The conservation and restoration of old forests, which has been a chief focus of recovery strategies for the northern spotted owl, is a major source of controversy in the Pacific Northwest. The barred owl invasion has exacerbated this issue, placing an even higher premium on remaining old conifer forests.
“While suppression of barred owls can be difficult, costly, and ethically challenging, improvements in vital rates and population trends of spotted owls, and perhaps other threatened wildlife, can be expected when densities of barred owls are reduced from current levels,” the researchers write in the paper. “Alien predators are considered to be more harmful to prey populations than native predators, and the dynamic interactions between invasive and native predators can lead to profound changes in ecosystems, often with considerable conservation and economic impacts.”
As someone from the East Coast who was managing Atlantic white cedar stands to increase barred owl populations, this breaks my heart a bit.
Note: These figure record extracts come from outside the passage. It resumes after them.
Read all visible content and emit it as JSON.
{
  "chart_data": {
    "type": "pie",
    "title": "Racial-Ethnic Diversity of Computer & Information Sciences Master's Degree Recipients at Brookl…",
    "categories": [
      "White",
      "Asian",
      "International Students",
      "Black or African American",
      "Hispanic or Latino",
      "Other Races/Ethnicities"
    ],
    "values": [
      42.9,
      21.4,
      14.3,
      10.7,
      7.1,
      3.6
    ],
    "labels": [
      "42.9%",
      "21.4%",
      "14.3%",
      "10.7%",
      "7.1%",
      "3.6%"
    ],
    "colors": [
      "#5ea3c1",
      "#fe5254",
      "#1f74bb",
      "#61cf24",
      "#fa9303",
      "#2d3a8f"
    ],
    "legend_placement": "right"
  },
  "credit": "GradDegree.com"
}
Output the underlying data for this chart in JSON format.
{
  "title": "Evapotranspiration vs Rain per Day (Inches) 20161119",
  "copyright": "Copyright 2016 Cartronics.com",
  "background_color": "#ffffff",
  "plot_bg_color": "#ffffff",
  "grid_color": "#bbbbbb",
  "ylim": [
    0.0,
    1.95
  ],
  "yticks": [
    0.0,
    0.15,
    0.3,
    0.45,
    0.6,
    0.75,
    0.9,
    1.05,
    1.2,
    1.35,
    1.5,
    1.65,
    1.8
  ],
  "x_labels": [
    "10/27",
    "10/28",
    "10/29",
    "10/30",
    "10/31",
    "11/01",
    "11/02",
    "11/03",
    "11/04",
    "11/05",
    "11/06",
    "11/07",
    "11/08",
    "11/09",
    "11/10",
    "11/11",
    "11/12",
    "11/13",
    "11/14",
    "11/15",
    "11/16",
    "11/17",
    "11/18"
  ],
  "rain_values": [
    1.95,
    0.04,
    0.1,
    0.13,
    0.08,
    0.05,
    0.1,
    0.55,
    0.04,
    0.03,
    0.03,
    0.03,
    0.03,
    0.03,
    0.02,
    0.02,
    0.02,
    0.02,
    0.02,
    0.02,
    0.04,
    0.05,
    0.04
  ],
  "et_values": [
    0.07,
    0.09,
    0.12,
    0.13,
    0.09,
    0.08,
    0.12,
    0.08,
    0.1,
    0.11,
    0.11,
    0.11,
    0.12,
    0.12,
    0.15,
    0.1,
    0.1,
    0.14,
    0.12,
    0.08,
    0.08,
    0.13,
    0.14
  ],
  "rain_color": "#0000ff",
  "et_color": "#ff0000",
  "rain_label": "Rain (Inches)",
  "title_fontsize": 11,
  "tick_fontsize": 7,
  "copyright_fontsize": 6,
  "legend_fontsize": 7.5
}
Though these results would suggest it’s a necessary evil (along with conserving and protecting old-growth from stand-replacing fires; the Mendocino lost an entire LSR — over 17,000 acres — to high-severity fire during the August Complex).
I am curious about how the general public feels about lethal removal. They have been removing barred owls from the Plumas for a few years now and it’s all very hush hush as to not cause an outcry.
It’s good to know there is another thing we could do to maybe save the species, but to avoid giving people the idea that this is all we would need to do, I would have added some emphasis to the last half of this sentence: “The barred owl invasion has exacerbated this issue, placing an even higher premium on remaining old conifer forests.”
Yes, and the vast majority of the remaining old conifer forests are already protected from harvesting — but not wildfire.